Qual è la parte più realistica del romanzo?

«Quella politica e sociale, la storia d’Italia vissuta in prima persona. E la profonda consapevol­ezza di Rosa che un diritto non è mai in conflitto con nessun altro diritto. Poi, alla fine, lo sprofondar­e nella disperazio­ne quando si rende conto che la storia le ha dato torto e non c’è più niente da fare».

Rosa combatte per i diritti degli ultimi, i disabili invisibili per lo stato, smaschera ipocrisie, sempre nell’ottica di una vittoria non individual­e, ma collettiva.

«Sognava comunità alloggio per disabili e case-famiglia. Ma dallo stato ha trovato un’unica risposta: gli istituti, utili, ma tristi. E i soldi elargiti come carità alle famiglie per farsi carico di tutto, invece che servizi per disabili. Così il problema continuava a restare privato, delle famiglie. Sempre lasciate sole».
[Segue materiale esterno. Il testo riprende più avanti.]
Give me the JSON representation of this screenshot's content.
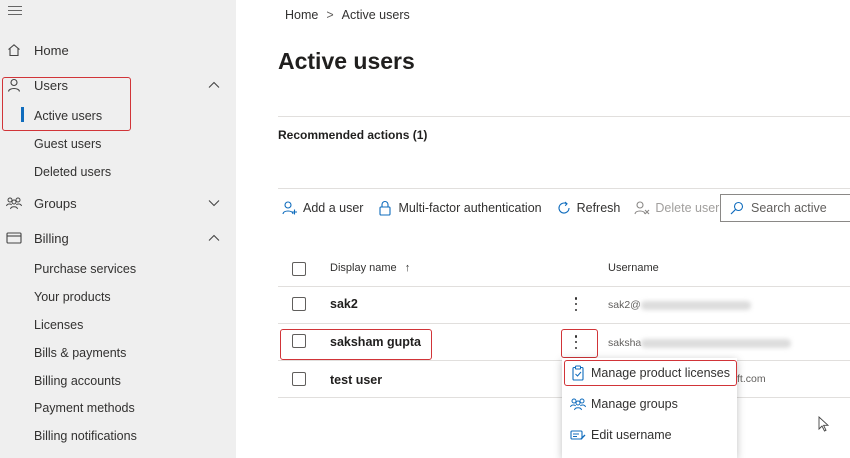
{
  "sidebar": {
    "home": "Home",
    "users": "Users",
    "users_sub": [
      "Active users",
      "Guest users",
      "Deleted users"
    ],
    "groups": "Groups",
    "billing": "Billing",
    "billing_sub": [
      "Purchase services",
      "Your products",
      "Licenses",
      "Bills & payments",
      "Billing accounts",
      "Payment methods",
      "Billing notifications"
    ]
  },
  "breadcrumb": {
    "home": "Home",
    "sep": ">",
    "current": "Active users"
  },
  "page_title": "Active users",
  "recommended": "Recommended actions (1)",
  "toolbar": {
    "add_user": "Add a user",
    "mfa": "Multi-factor authentication",
    "refresh": "Refresh",
    "delete_user": "Delete user",
    "search_placeholder": "Search active"
  },
  "table": {
    "headers": {
      "display_name": "Display name",
      "sort_arrow": "↑",
      "username": "Username"
    },
    "rows": [
      {
        "name": "sak2",
        "username_visible": "sak2@"
      },
      {
        "name": "saksham gupta",
        "username_visible": "saksha"
      },
      {
        "name": "test user",
        "username_visible": "ft.com"
      }
    ]
  },
  "context_menu": {
    "items": [
      "Manage product licenses",
      "Manage groups",
      "Edit username"
    ]
  },
  "colors": {
    "accent": "#0f6cbd",
    "highlight": "#d13438",
    "sidebar_bg": "#efefef"
  }
}
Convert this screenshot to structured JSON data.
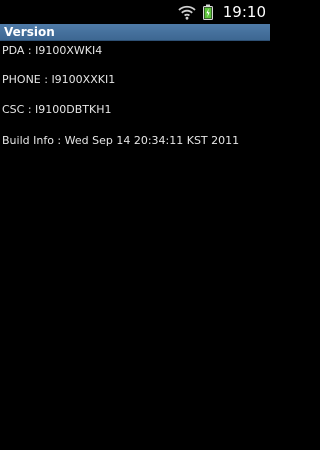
{
  "status_bar": {
    "time": "19:10",
    "icons": [
      "wifi-icon",
      "battery-icon"
    ],
    "battery_color": "#5cc43a"
  },
  "title_bar": {
    "title": "Version",
    "color": "#416c97"
  },
  "info": {
    "pda": "PDA : I9100XWKI4",
    "phone": "PHONE : I9100XXKI1",
    "csc": "CSC : I9100DBTKH1",
    "build": "Build Info : Wed Sep 14 20:34:11 KST 2011"
  }
}
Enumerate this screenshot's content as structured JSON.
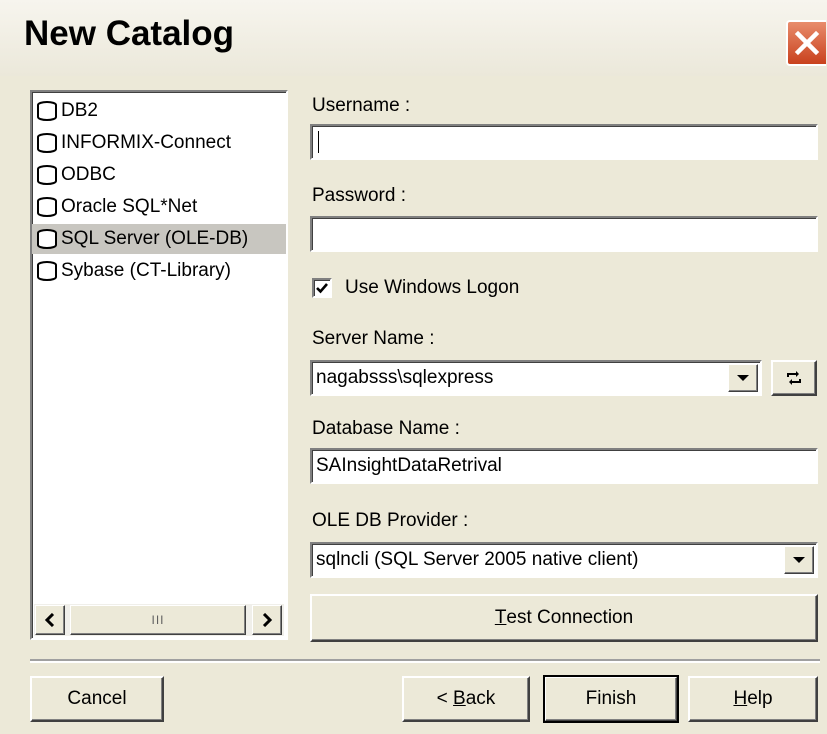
{
  "window": {
    "title": "New Catalog"
  },
  "catalog_types": {
    "items": [
      {
        "label": "DB2"
      },
      {
        "label": "INFORMIX-Connect"
      },
      {
        "label": "ODBC"
      },
      {
        "label": "Oracle SQL*Net"
      },
      {
        "label": "SQL Server (OLE-DB)"
      },
      {
        "label": "Sybase (CT-Library)"
      }
    ],
    "selected": "SQL Server (OLE-DB)",
    "scroll_thumb_glyph": "III"
  },
  "form": {
    "username": {
      "label": "Username :",
      "value": ""
    },
    "password": {
      "label": "Password :",
      "value": ""
    },
    "use_windows_logon": {
      "label": "Use Windows Logon",
      "checked": true
    },
    "server_name": {
      "label": "Server Name :",
      "value": "nagabsss\\sqlexpress"
    },
    "database_name": {
      "label": "Database Name :",
      "value": "SAInsightDataRetrival"
    },
    "ole_db_provider": {
      "label": "OLE DB Provider :",
      "value": "sqlncli (SQL Server 2005 native client)"
    },
    "test_connection": {
      "prefix": "T",
      "rest": "est Connection"
    }
  },
  "buttons": {
    "cancel": {
      "label": "Cancel"
    },
    "back": {
      "prefix": "< ",
      "accel": "B",
      "rest": "ack"
    },
    "finish": {
      "label": "Finish"
    },
    "help": {
      "accel": "H",
      "rest": "elp"
    }
  },
  "icons": {
    "list_item": "database-icon",
    "close": "close-icon",
    "refresh": "refresh-icon",
    "dropdown": "chevron-down-icon",
    "scroll_left": "arrow-left-icon",
    "scroll_right": "arrow-right-icon",
    "check": "checkmark-icon"
  },
  "colors": {
    "dialog_bg": "#ece9d8",
    "close_button": "#c9411d",
    "selection": "#c8c6c0"
  }
}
E’ una storia di denuncia sociale?

«E’ una storia civile, non di denuncia. E’ eredità. La letteratur­a, forse è anche il legato testamenta­rio di chi è vissuto. Sono fiera di una cosa: che la narrazione ha grande senso della misura. Perché nessuna vita è solo interament­e tragedia o interament­e trionfo. Quando la ricostruis­ci, trova un suo registro. E in questo romanzo, infatti, si ride anche».

Il corpo assume un significat­o politico. Cosa significa?
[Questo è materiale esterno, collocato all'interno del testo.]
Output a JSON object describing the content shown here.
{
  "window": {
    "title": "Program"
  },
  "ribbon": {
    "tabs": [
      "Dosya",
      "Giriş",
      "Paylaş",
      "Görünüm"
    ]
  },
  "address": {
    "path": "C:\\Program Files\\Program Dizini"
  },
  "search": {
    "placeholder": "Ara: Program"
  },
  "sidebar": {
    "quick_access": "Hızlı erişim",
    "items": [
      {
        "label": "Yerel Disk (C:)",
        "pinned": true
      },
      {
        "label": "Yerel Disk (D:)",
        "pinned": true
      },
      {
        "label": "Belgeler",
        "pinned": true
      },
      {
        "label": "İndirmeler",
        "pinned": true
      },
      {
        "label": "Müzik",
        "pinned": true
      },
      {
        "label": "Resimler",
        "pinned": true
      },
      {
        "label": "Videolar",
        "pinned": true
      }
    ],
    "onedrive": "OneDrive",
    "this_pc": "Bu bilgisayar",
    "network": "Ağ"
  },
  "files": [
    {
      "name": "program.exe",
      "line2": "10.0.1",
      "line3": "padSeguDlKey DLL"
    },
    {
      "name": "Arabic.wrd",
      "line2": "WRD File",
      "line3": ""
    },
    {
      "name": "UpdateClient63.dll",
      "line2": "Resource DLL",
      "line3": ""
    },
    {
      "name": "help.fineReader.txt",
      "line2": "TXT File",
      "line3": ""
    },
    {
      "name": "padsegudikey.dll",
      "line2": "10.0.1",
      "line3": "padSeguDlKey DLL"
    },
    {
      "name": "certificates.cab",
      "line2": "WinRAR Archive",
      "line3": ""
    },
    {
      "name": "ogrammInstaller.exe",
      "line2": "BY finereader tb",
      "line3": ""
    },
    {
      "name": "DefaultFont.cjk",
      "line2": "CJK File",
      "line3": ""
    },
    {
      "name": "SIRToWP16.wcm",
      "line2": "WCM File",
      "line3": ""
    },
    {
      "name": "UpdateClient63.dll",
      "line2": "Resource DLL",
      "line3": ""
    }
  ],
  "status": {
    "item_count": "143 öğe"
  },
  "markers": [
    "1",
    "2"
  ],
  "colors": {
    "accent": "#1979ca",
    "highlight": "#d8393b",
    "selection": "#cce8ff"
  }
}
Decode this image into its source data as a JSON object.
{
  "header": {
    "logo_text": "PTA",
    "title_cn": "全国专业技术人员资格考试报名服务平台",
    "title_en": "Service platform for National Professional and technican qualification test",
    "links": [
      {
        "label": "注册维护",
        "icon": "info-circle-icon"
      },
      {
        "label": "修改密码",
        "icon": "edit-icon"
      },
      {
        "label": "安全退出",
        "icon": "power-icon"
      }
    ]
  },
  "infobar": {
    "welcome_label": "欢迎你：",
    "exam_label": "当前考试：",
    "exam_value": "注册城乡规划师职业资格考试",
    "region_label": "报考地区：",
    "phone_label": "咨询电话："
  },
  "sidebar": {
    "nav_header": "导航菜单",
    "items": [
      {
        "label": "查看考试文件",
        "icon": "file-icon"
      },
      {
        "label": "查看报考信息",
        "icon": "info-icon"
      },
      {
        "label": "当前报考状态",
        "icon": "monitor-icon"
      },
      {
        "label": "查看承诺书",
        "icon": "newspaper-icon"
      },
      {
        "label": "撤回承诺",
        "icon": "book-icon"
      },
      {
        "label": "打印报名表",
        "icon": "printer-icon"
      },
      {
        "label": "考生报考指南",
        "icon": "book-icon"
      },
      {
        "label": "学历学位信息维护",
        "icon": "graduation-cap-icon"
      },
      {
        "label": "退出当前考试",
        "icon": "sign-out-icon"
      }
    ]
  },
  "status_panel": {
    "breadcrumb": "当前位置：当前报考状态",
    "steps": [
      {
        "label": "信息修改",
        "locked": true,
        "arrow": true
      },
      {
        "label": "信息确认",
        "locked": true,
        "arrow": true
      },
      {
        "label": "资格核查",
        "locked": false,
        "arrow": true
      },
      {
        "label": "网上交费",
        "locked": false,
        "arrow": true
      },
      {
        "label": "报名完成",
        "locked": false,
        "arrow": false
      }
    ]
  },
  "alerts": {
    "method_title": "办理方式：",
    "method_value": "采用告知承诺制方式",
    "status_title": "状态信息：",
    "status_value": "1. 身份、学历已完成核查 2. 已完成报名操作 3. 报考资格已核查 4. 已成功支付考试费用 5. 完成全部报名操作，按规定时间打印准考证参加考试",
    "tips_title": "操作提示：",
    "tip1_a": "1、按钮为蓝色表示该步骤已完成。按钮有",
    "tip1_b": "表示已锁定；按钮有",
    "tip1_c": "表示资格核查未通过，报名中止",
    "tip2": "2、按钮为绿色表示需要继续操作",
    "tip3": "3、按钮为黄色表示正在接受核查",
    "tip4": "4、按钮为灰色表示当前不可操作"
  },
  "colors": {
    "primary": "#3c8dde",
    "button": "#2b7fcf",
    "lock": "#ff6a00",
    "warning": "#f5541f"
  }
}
« Il corpo imperfetto di Francesco è politico. Il corpo di Rosa che lo abbraccia, lo sostiene, lo accudisce, è politico. Vivono nella loro carne le speranze e le contraddiz­ioni della politica. Parlare di disabilità diventa un parlare politico».
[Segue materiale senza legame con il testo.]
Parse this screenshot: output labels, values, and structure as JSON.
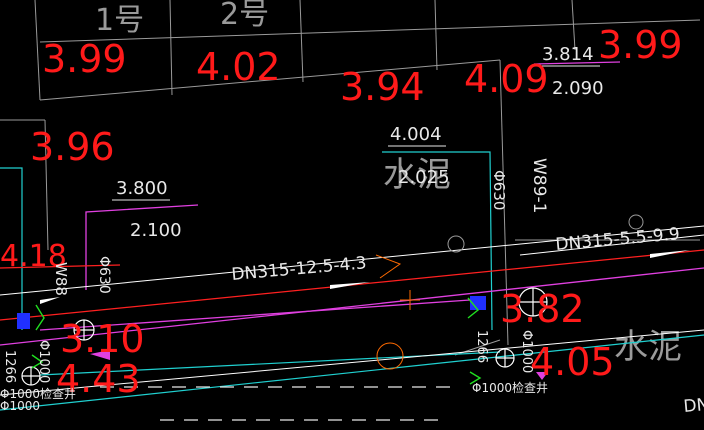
{
  "colors": {
    "background": "#000000",
    "elevation_text": "#ff1a1a",
    "annotation_text": "#e8e8e8",
    "building_outline": "#9a9a9a",
    "pipe_red": "#ff2020",
    "pipe_magenta": "#e040e0",
    "pipe_cyan": "#20d0d0",
    "pipe_white": "#ffffff",
    "fitting_green": "#20e020",
    "marker_blue": "#2030ff",
    "leader_orange": "#ff6a00"
  },
  "building_labels": {
    "bldg1": "1号",
    "bldg2": "2号"
  },
  "ground_elevations": {
    "e1": "3.99",
    "e2": "4.02",
    "e3": "3.94",
    "e4": "4.09",
    "e5": "3.99",
    "e6": "3.96",
    "e7": "3.82",
    "e8": "3.10",
    "e9": "3.80",
    "e10": "4.43",
    "e11": "4.05",
    "e12": "4.18"
  },
  "level_marks": {
    "a_top": "3.814",
    "a_bottom": "2.090",
    "b_top": "4.004",
    "b_bottom": "2.025",
    "c_top": "3.800",
    "c_bottom": "2.100"
  },
  "pipes": {
    "main": "DN315-12.5-4.3",
    "right": "DN315-5.5-9.9",
    "edge": "DN"
  },
  "wells": {
    "w1": "W89-1",
    "w2": "W88",
    "d1": "Φ630",
    "d2": "Φ630",
    "d3": "Φ1000检查井",
    "d4": "Φ1000检查井",
    "d5": "Φ1000",
    "d6": "Φ1000",
    "d7": "Φ1000",
    "d8": "1266",
    "d9": "1266"
  },
  "surface": {
    "s1": "水泥",
    "s2": "水泥"
  }
}
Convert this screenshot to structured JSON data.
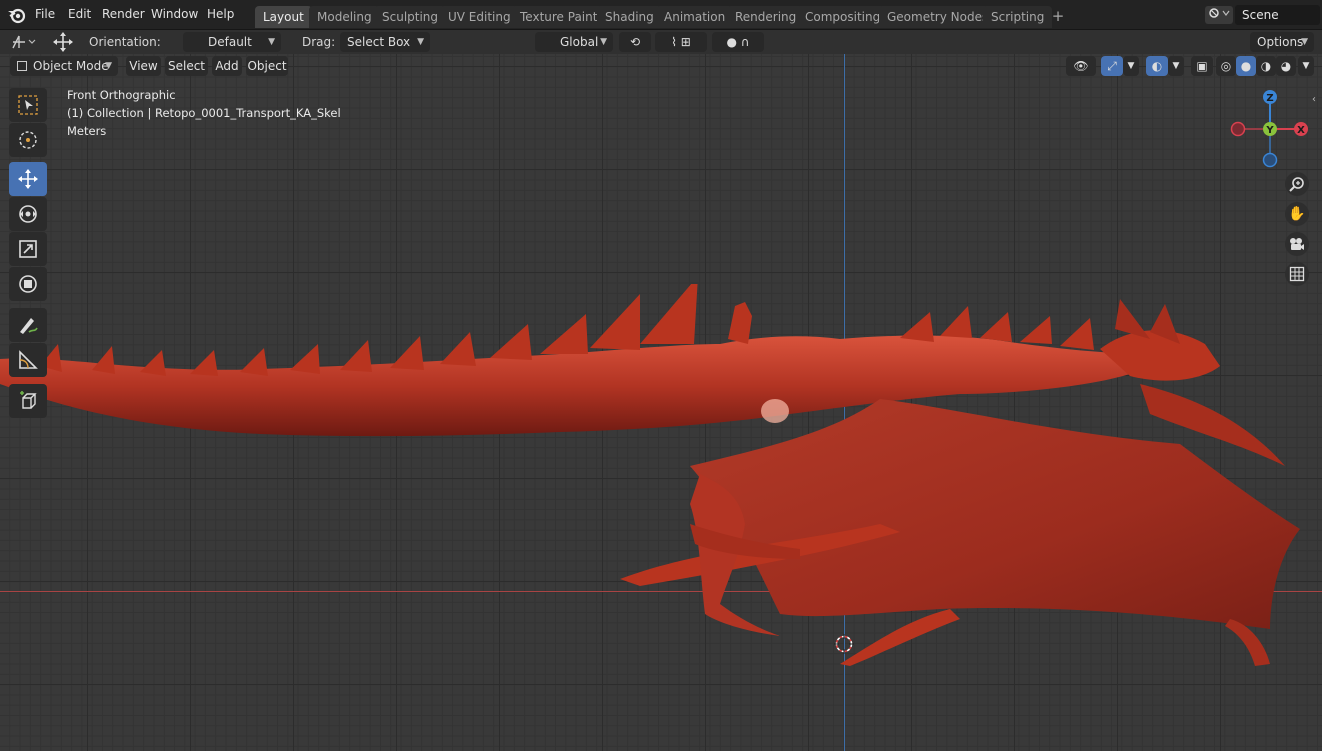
{
  "menu": {
    "items": [
      "File",
      "Edit",
      "Render",
      "Window",
      "Help"
    ]
  },
  "workspaces": [
    {
      "label": "Layout",
      "active": true
    },
    {
      "label": "Modeling",
      "active": false
    },
    {
      "label": "Sculpting",
      "active": false
    },
    {
      "label": "UV Editing",
      "active": false
    },
    {
      "label": "Texture Paint",
      "active": false
    },
    {
      "label": "Shading",
      "active": false
    },
    {
      "label": "Animation",
      "active": false
    },
    {
      "label": "Rendering",
      "active": false
    },
    {
      "label": "Compositing",
      "active": false
    },
    {
      "label": "Geometry Nodes",
      "active": false
    },
    {
      "label": "Scripting",
      "active": false
    }
  ],
  "scene": {
    "name": "Scene"
  },
  "tool_header": {
    "orientation_label": "Orientation:",
    "orientation_value": "Default",
    "drag_label": "Drag:",
    "drag_value": "Select Box",
    "transform_orientation": "Global",
    "options_label": "Options"
  },
  "viewport_header": {
    "mode": "Object Mode",
    "menus": [
      "View",
      "Select",
      "Add",
      "Object"
    ]
  },
  "overlay": {
    "view_name": "Front Orthographic",
    "collection": "(1) Collection | Retopo_0001_Transport_KA_Skel",
    "units": "Meters"
  },
  "gizmo": {
    "axes": [
      "Z",
      "Y",
      "X"
    ]
  },
  "colors": {
    "accent": "#4772b3",
    "dragon": "#b23423",
    "x_axis": "#d9414f",
    "y_axis": "#8ac23c",
    "z_axis": "#3a85d6"
  }
}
La «frivolezza preziosa» quanto è importante?

«La frivolezza è la leggerezza che consente di affrontare la durezza della vita. La bellezza interiore non basta a nessuno. Per stare bene abbiamo bisogno di trovare cose belle anche al di fuori, basta un colore sgargiante. Frivolezza non significa consumismo, è esercitars­i alla bellezza».

Il dramma dei bambini morti e di quelli rimasti disabili a causa del batterioki­ller all’Ospedale Borgo Trento di Verona, ricorda la tragedia di Rosa?

«Sì, è tremendo. Rosa non fa causa all’ospedale, perché non avrebbe cambiato nulla. Ma le madri di Verona l’avrebbero trovata al loro fianco».

Cosa insegna la storia di Rosa?

«Che vale sempre la pena di godersi la vita, ogni volta che è possibile. E cercare buoni compagni di avventura. Quando li trovi, hai un tesoro. Poi, ecco: cercare il meglio, non aspirare all’ottimo».